The FCA has made clear that insurers should have already been meeting many parts of the Duty based on existing requirements, and that it was a less significant change than for other parts of the financial services sector.

The regulator plans to review how the insurance sector handles claims as well as how all financial services firms treat customers in vulnerable circumstances.

The consumer champion believes these reviews will mark a big test of the Consumer Duty, given its worrying findings that firms are failing to consistently meet its requirements for customers in vulnerable circumstances. These customers should experience outcomes as good as those for other consumers and are failing to properly mitigate the risk of harm caused by outsourcing to third parties. The regulator must take tough action against insurers that consistently fail to meet the required standards.

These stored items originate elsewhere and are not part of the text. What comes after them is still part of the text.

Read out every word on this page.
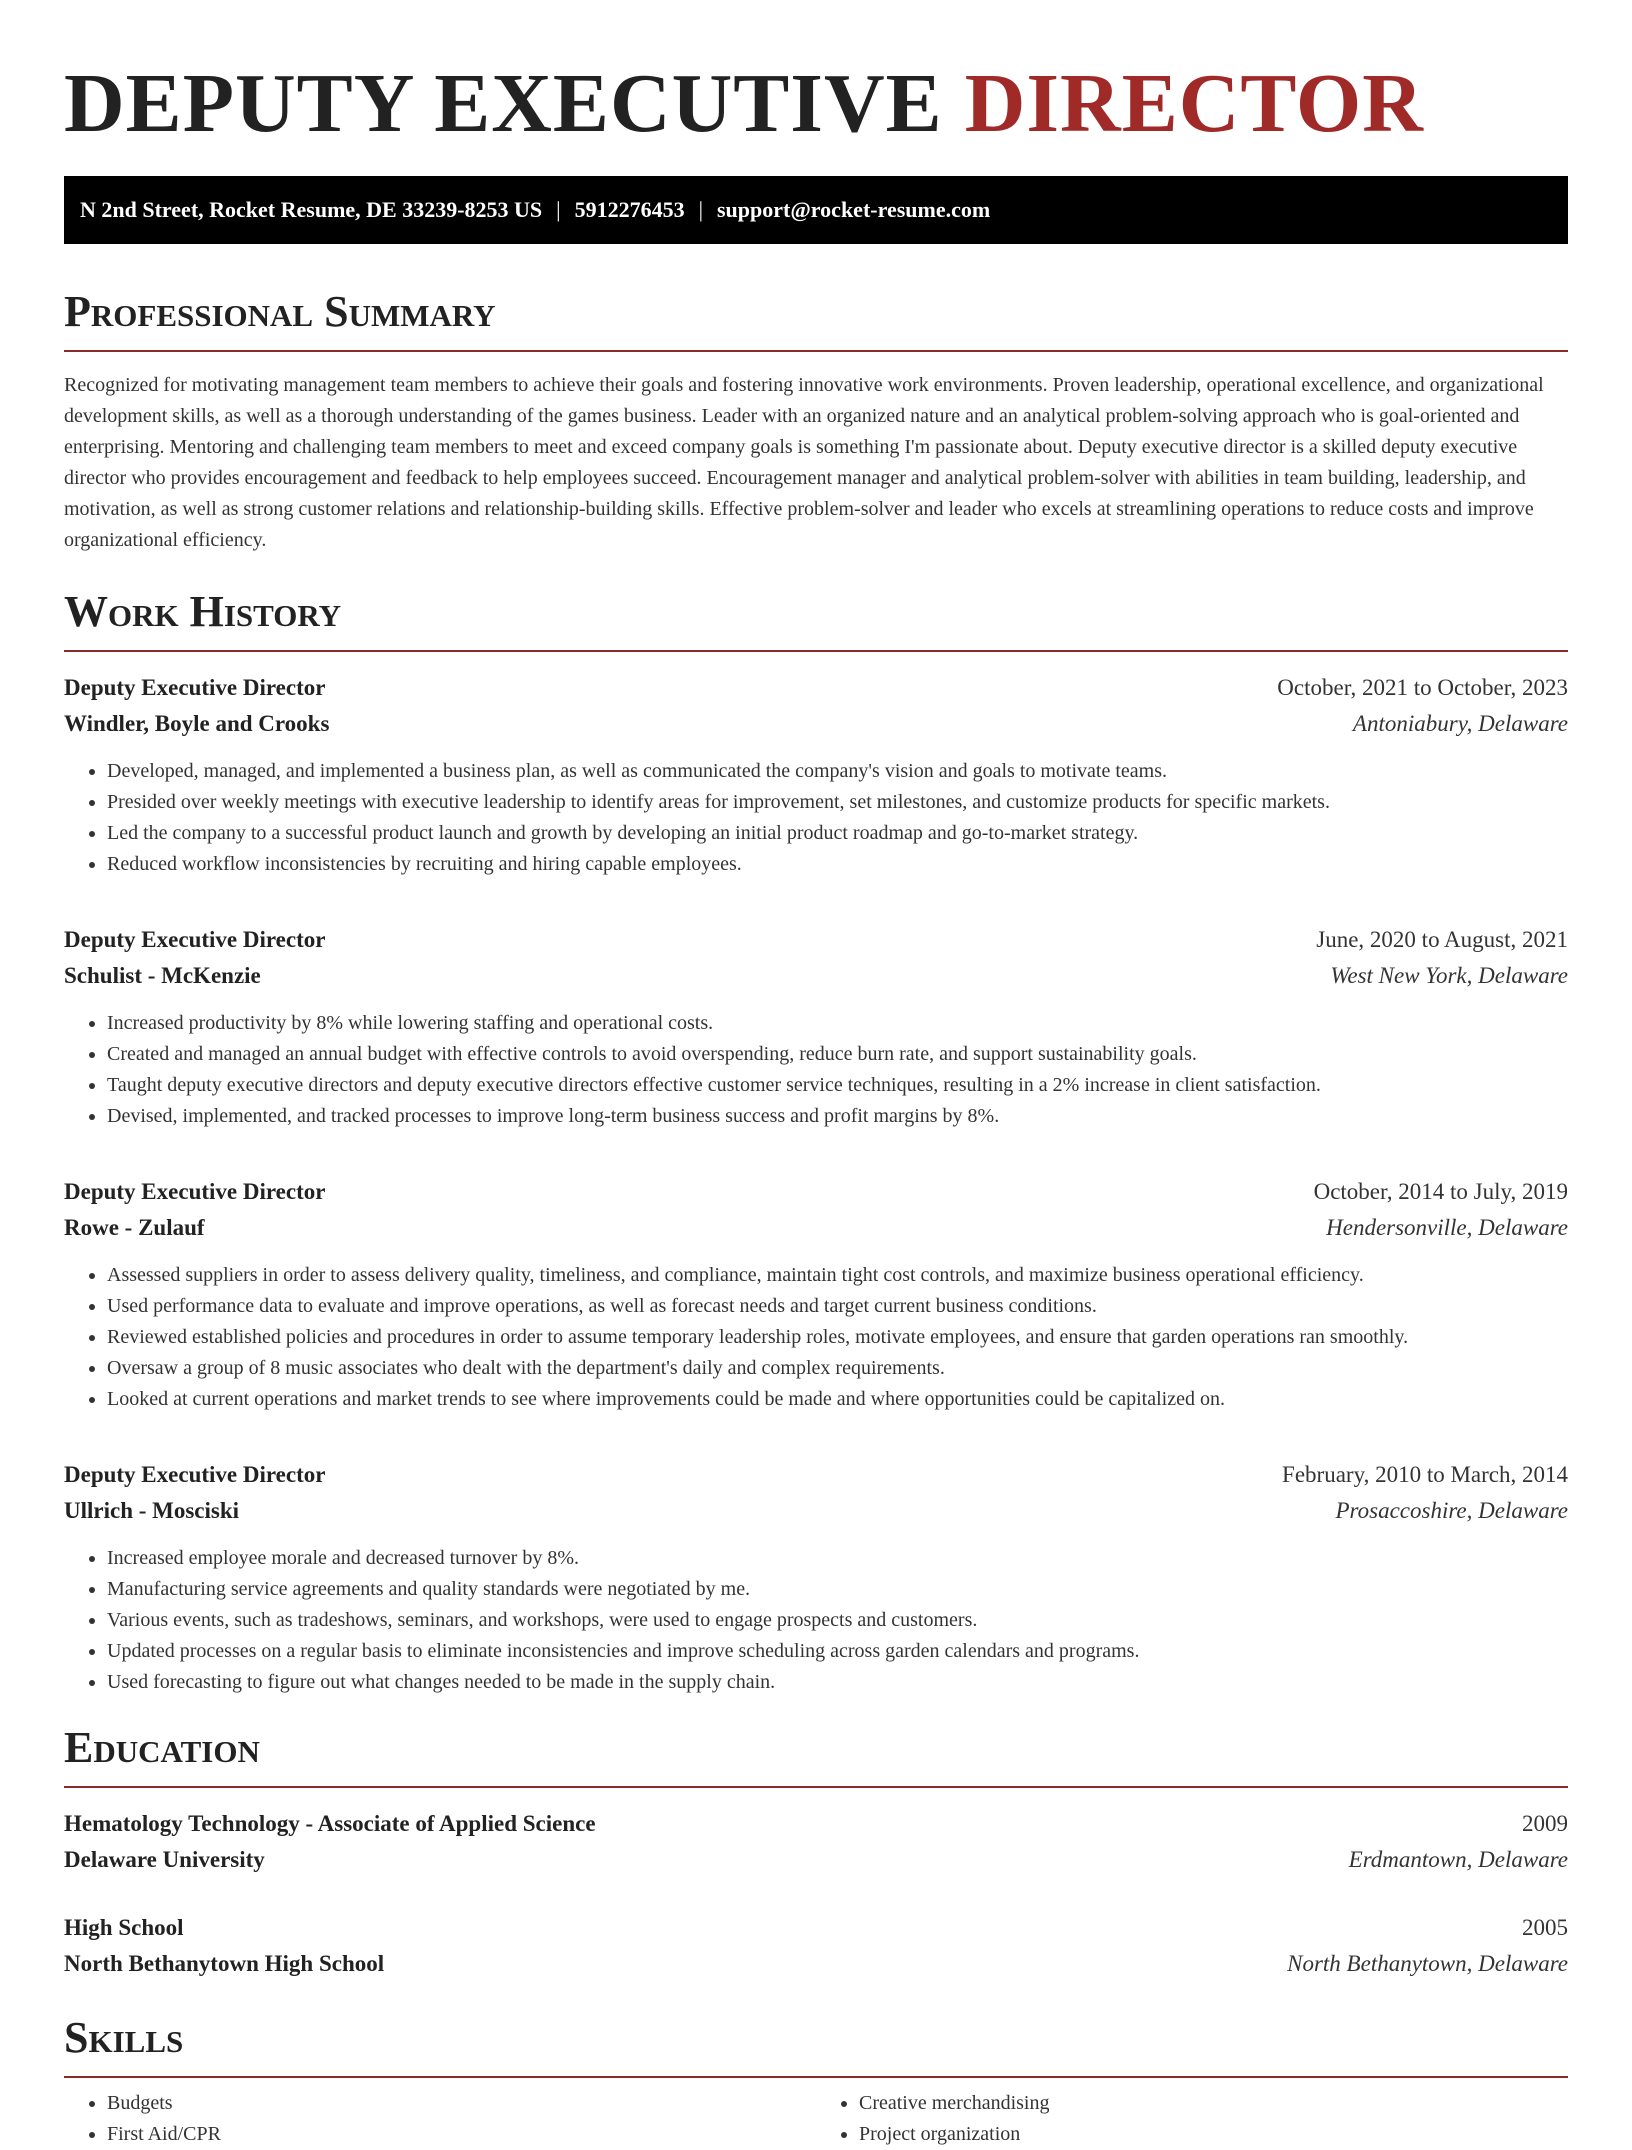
DEPUTY EXECUTIVE DIRECTOR
N 2nd Street, Rocket Resume, DE 33239-8253 US | 5912276453 | support@rocket-resume.com
Professional Summary

Recognized for motivating management team members to achieve their goals and fostering innovative work environments. Proven leadership, operational excellence, and organizational development skills, as well as a thorough understanding of the games business. Leader with an organized nature and an analytical problem-solving approach who is goal-oriented and enterprising. Mentoring and challenging team members to meet and exceed company goals is something I'm passionate about. Deputy executive director is a skilled deputy executive director who provides encouragement and feedback to help employees succeed. Encouragement manager and analytical problem-solver with abilities in team building, leadership, and motivation, as well as strong customer relations and relationship-building skills. Effective problem-solver and leader who excels at streamlining operations to reduce costs and improve organizational efficiency.

Work History
Deputy Executive Director	October, 2021 to October, 2023
Windler, Boyle and Crooks	Antoniabury, Delaware
• Developed, managed, and implemented a business plan, as well as communicated the company's vision and goals to motivate teams.
• Presided over weekly meetings with executive leadership to identify areas for improvement, set milestones, and customize products for specific markets.
• Led the company to a successful product launch and growth by developing an initial product roadmap and go-to-market strategy.
• Reduced workflow inconsistencies by recruiting and hiring capable employees.
Deputy Executive Director	June, 2020 to August, 2021
Schulist - McKenzie	West New York, Delaware
• Increased productivity by 8% while lowering staffing and operational costs.
• Created and managed an annual budget with effective controls to avoid overspending, reduce burn rate, and support sustainability goals.
• Taught deputy executive directors and deputy executive directors effective customer service techniques, resulting in a 2% increase in client satisfaction.
• Devised, implemented, and tracked processes to improve long-term business success and profit margins by 8%.
Deputy Executive Director	October, 2014 to July, 2019
Rowe - Zulauf	Hendersonville, Delaware
• Assessed suppliers in order to assess delivery quality, timeliness, and compliance, maintain tight cost controls, and maximize business operational efficiency.
• Used performance data to evaluate and improve operations, as well as forecast needs and target current business conditions.
• Reviewed established policies and procedures in order to assume temporary leadership roles, motivate employees, and ensure that garden operations ran smoothly.
• Oversaw a group of 8 music associates who dealt with the department's daily and complex requirements.
• Looked at current operations and market trends to see where improvements could be made and where opportunities could be capitalized on.
Deputy Executive Director	February, 2010 to March, 2014
Ullrich - Mosciski	Prosaccoshire, Delaware
• Increased employee morale and decreased turnover by 8%.
• Manufacturing service agreements and quality standards were negotiated by me.
• Various events, such as tradeshows, seminars, and workshops, were used to engage prospects and customers.
• Updated processes on a regular basis to eliminate inconsistencies and improve scheduling across garden calendars and programs.
• Used forecasting to figure out what changes needed to be made in the supply chain.
Education
Hematology Technology - Associate of Applied Science	2009
Delaware University	Erdmantown, Delaware
High School	2005
North Bethanytown High School	North Bethanytown, Delaware
Skills
• Budgets
• First Aid/CPR
• Creative merchandising
• Project organization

The consumer champion’s campaign to end the insurance rip-off is also calling for the regulator to clamp down on car and home insurers charging customers who can only afford to pay for cover monthly and face excessively high interest rates on payments as a result.

Rocio Concha, Which? Director of Policy and Advocacy, said:

“This research paints a shocking picture of insurers’ failure to handle customers’ claims in a timely, empathetic way - and it’s particularly concerning to see how people in vulnerable circumstances due to the event that led to their claim are being failed by their insurers.

“At a time when many consumers face soaring premiums, it’s clear they’re being ripped off - either by abysmal claims handling that doesn’t match up to the price they’re paying, or by unjustifiably high premiums, especially for those who can’t afford to pay for a year’s cover in one go.

“Today, we say enough is enough. The rules for insurers are clear, but the insurance rip-off will not end unless the regulator takes meaningful action against firms that consistently fall short.”